New York’s May 1 regular season spring gobbler kickoff opened to wet – in some areas soaking wet – weather across the state. Even so, the opening day harvest ran about 25 percent higher than last year.
But DEC wildlife biologist Mike Schiavone said that was primarily a product of the weekend opening day, which occurred on a Sunday.
“But good production last summer and a mild winter also contributed to this increase, as well as the overall increase in take when compared to last year,” Schiavone said.
DEC’s preliminary numbers showed the reported take was up about 5 percent overall, including a 30 percent jump in the reported kill by youth hunters during that two-day offering the weekend ahead of the regular season.
“Good weather likely resulted in good participation (during the youth hunt) and there were more birds on the landscape than last year,” Schiavone said.
Youth hunters last year shot 1,131 birds.
The early portion of the state’s regular spring gobbler season was marked by cool, wet weather across much of the state. Gobbling activity slowed and frustrated many hunters.
“But things picked up as the month wore on,” Schiavone said.
Little said, too, the early part of the season was “a struggle for me and a lot of hunters that I have heard from across the state.”
In addition to the weather, the jakes also muddied up several hunts by harassing longbeards, he said.
“Those groups of jakes have the ability to keep a longbeard or two at bay in the pecking order. An example of that happened to me on opening morning when four jakes got rough with the longbeard I was hoping to work across a field,” he said.

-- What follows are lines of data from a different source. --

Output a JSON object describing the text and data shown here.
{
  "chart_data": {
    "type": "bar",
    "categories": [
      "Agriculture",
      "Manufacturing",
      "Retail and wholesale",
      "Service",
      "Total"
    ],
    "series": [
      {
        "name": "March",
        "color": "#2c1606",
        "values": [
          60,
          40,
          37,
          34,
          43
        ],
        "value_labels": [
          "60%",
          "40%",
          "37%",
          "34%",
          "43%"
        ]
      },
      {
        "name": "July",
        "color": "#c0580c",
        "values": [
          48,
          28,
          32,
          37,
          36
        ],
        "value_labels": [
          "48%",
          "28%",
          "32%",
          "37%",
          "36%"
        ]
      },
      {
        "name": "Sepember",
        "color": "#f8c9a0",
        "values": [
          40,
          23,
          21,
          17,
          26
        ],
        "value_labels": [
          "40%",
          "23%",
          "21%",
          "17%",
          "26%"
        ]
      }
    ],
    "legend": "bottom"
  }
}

While New York’s spring gobbler kill is likely to top 20,000 birds this season, that’s a far cry from the record high of 35,625 less than 10 years ago.
New York’s tom take has plummeted sharply since 2008 (32,936) and 2009 (34,644), dropping to 25,807 in 2010; 18,738 in 2011; 19,038 in 2012; 21,515 in 2013; 23,203 in 2014 and 19,840 last spring.
Mother Nature, in the form of severe winters and poor nesting and brood-rearing conditions, were the primary factor. But DEC biologists are conducting ongoing studies showing predation is having an impact on bird numbers, particularly on nesting hens in the spring.
Consecutive years of what Schiavone calls “decent” production, as well as last winter’s mild weather, have helped turn things around.